Cameras followed zookeepers, conservationists, scientists, and vets as they went about their daily business and the series reveals the emotionally intense, and sometimes heartbreaking, experiences of our devoted staff.
Gorilla keeper Dan Simmonds helps the vets as they fight to save a desperately ill gorilla while the head of reptiles and amphibians, Dr Ian Stephen, anxiously monitors the brutal mating of a pair of Komodo dragons.
Burly bird keepers Adrian Walls and Tim Savage try to rescue an abandoned penguin chick and save a vulture from the unwelcome attentions of its greedy father.
And like an expectant father, Rob Conachie watches nervously as his favourite Asian elephant goes into labour for the first time.
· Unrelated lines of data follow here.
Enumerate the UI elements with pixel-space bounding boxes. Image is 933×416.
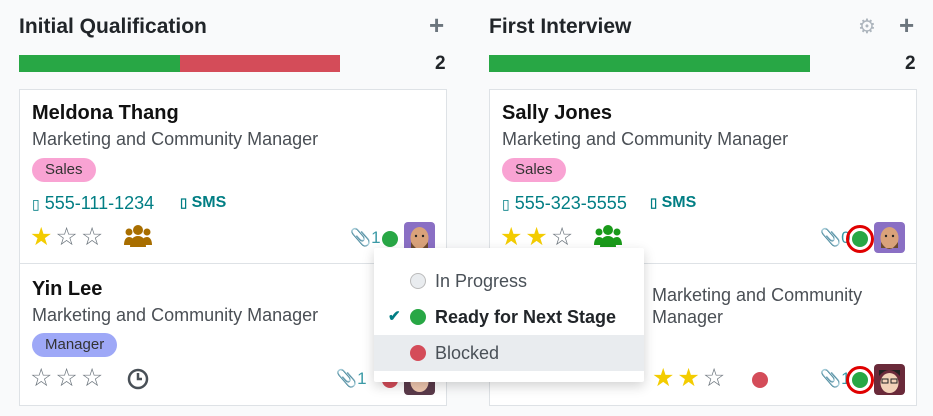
- avatar[interactable]: [404, 222, 435, 253]
- star-empty-icon[interactable]: ☆: [702, 364, 729, 392]
- attachment-count[interactable]: 📎0: [820, 228, 851, 247]
- priority-stars[interactable]: ☆☆☆: [30, 366, 106, 391]
- progress-ready-segment[interactable]: [19, 55, 180, 72]
- star-empty-icon[interactable]: ☆: [80, 364, 107, 392]
- job-title: Marketing and Community Manager: [32, 129, 319, 149]
- column-progress-bar[interactable]: [489, 55, 810, 72]
- kanban-card[interactable]: Sally Jones Marketing and Community Mana…: [489, 89, 917, 264]
- attachment-count[interactable]: 📎1: [820, 369, 851, 388]
- phone-link[interactable]: ▯ 555-111-1234: [32, 193, 154, 214]
- priority-stars[interactable]: ★★☆: [500, 225, 576, 250]
- menu-item-label: Blocked: [435, 343, 500, 363]
- activity-icon[interactable]: [752, 372, 768, 388]
- avatar[interactable]: [874, 222, 905, 253]
- tag: Sales: [32, 158, 96, 182]
- job-title: Marketing and Community Manager: [652, 285, 863, 327]
- mobile-icon: ▯: [502, 196, 510, 212]
- star-icon[interactable]: ★: [500, 223, 526, 251]
- column-title: First Interview: [489, 15, 632, 38]
- attachment-count[interactable]: 📎1: [350, 228, 381, 247]
- star-empty-icon[interactable]: ☆: [30, 364, 56, 392]
- attachment-count[interactable]: 📎1: [336, 369, 367, 388]
- add-card-plus-icon[interactable]: +: [899, 10, 915, 40]
- progress-blocked-segment[interactable]: [179, 55, 340, 72]
- kanban-card[interactable]: Meldona Thang Marketing and Community Ma…: [19, 89, 447, 264]
- star-empty-icon[interactable]: ☆: [55, 223, 81, 251]
- paperclip-icon: 📎: [820, 369, 842, 388]
- job-title: Marketing and Community Manager: [32, 305, 319, 325]
- menu-item-blocked[interactable]: Blocked: [374, 335, 644, 371]
- paperclip-icon: 📎: [336, 369, 358, 388]
- group-icon[interactable]: [594, 223, 622, 249]
- priority-stars[interactable]: ★☆☆: [30, 225, 106, 250]
- clock-icon[interactable]: [127, 368, 149, 390]
- star-icon[interactable]: ★: [652, 364, 678, 392]
- column-count: 2: [435, 53, 446, 74]
- star-icon[interactable]: ★: [30, 223, 56, 251]
- applicant-name: Meldona Thang: [32, 102, 179, 124]
- column-count: 2: [905, 53, 916, 74]
- phone-number[interactable]: 555-111-1234: [44, 193, 155, 213]
- phone-number[interactable]: 555-323-5555: [514, 193, 627, 213]
- paperclip-icon: 📎: [820, 228, 842, 247]
- menu-item-ready[interactable]: ✔ Ready for Next Stage: [374, 299, 644, 335]
- sms-label[interactable]: SMS: [191, 194, 227, 211]
- phone-link[interactable]: ▯ 555-323-5555: [502, 193, 627, 214]
- menu-item-in-progress[interactable]: In Progress: [374, 263, 644, 299]
- paperclip-icon: 📎: [350, 228, 372, 247]
- star-empty-icon[interactable]: ☆: [55, 364, 81, 392]
- status-dot-ready: [410, 309, 426, 325]
- sms-button[interactable]: ▯ SMS: [180, 194, 226, 212]
- group-icon[interactable]: [124, 223, 152, 249]
- applicant-name: Yin Lee: [32, 278, 103, 300]
- status-dot-in-progress: [410, 273, 426, 289]
- column-title: Initial Qualification: [19, 15, 207, 38]
- applicant-name: Sally Jones: [502, 102, 613, 124]
- add-card-plus-icon[interactable]: +: [429, 10, 445, 40]
- star-icon[interactable]: ★: [525, 223, 551, 251]
- priority-stars[interactable]: ★★☆: [652, 366, 728, 391]
- job-title: Marketing and Community Manager: [502, 129, 789, 149]
- star-empty-icon[interactable]: ☆: [550, 223, 577, 251]
- column-progress-bar[interactable]: [19, 55, 340, 72]
- mobile-icon: ▯: [32, 196, 40, 212]
- highlight-ring: [846, 366, 874, 394]
- menu-item-label: Ready for Next Stage: [435, 307, 617, 327]
- tag: Manager: [32, 333, 118, 357]
- star-empty-icon[interactable]: ☆: [80, 223, 107, 251]
- check-icon: ✔: [388, 308, 401, 325]
- gear-icon[interactable]: ⚙: [858, 16, 876, 38]
- status-dropdown-menu: In Progress ✔ Ready for Next Stage Block…: [374, 248, 644, 382]
- sms-label[interactable]: SMS: [661, 194, 697, 211]
- status-dot-ready[interactable]: [382, 231, 398, 247]
- menu-item-label: In Progress: [435, 271, 528, 291]
- mobile-icon: ▯: [180, 195, 188, 210]
- sms-button[interactable]: ▯ SMS: [650, 194, 696, 212]
- status-dot-blocked: [410, 345, 426, 361]
- progress-ready-segment[interactable]: [489, 55, 810, 72]
- star-icon[interactable]: ★: [677, 364, 703, 392]
- avatar[interactable]: [874, 364, 905, 395]
- tag: Sales: [502, 158, 566, 182]
- kanban-card[interactable]: Yin Lee Marketing and Community Manager …: [19, 263, 447, 406]
- highlight-ring: [846, 225, 874, 253]
- mobile-icon: ▯: [650, 195, 658, 210]
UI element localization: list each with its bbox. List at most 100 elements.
The conservation department of ZSL works in over fifty different countries around the globe to protect wild animals and their habitats. The series follows ZSL staff on a journey to Nepal, where they try to save a critically endangered species of rhino.
Closer to home, efforts to re-introduce animals to the wild, including a bird that disappeared in England 10 years ago, are ongoing. Efforts to breed a rare species of frog airlifted from a valley in the Caribbean, where deadly chytrid fungus was threatening them with extinction are also followed.
ZSL's reach goes far beyond the zoos, to conserving hundreds of species in the wild. Every opportunity is explored to raise money for this vital work, and one such venture is the Friendly Spider Programme, which sees arachnaphobes undergoing hypnosis sessions to try to overcome their fear of spiders.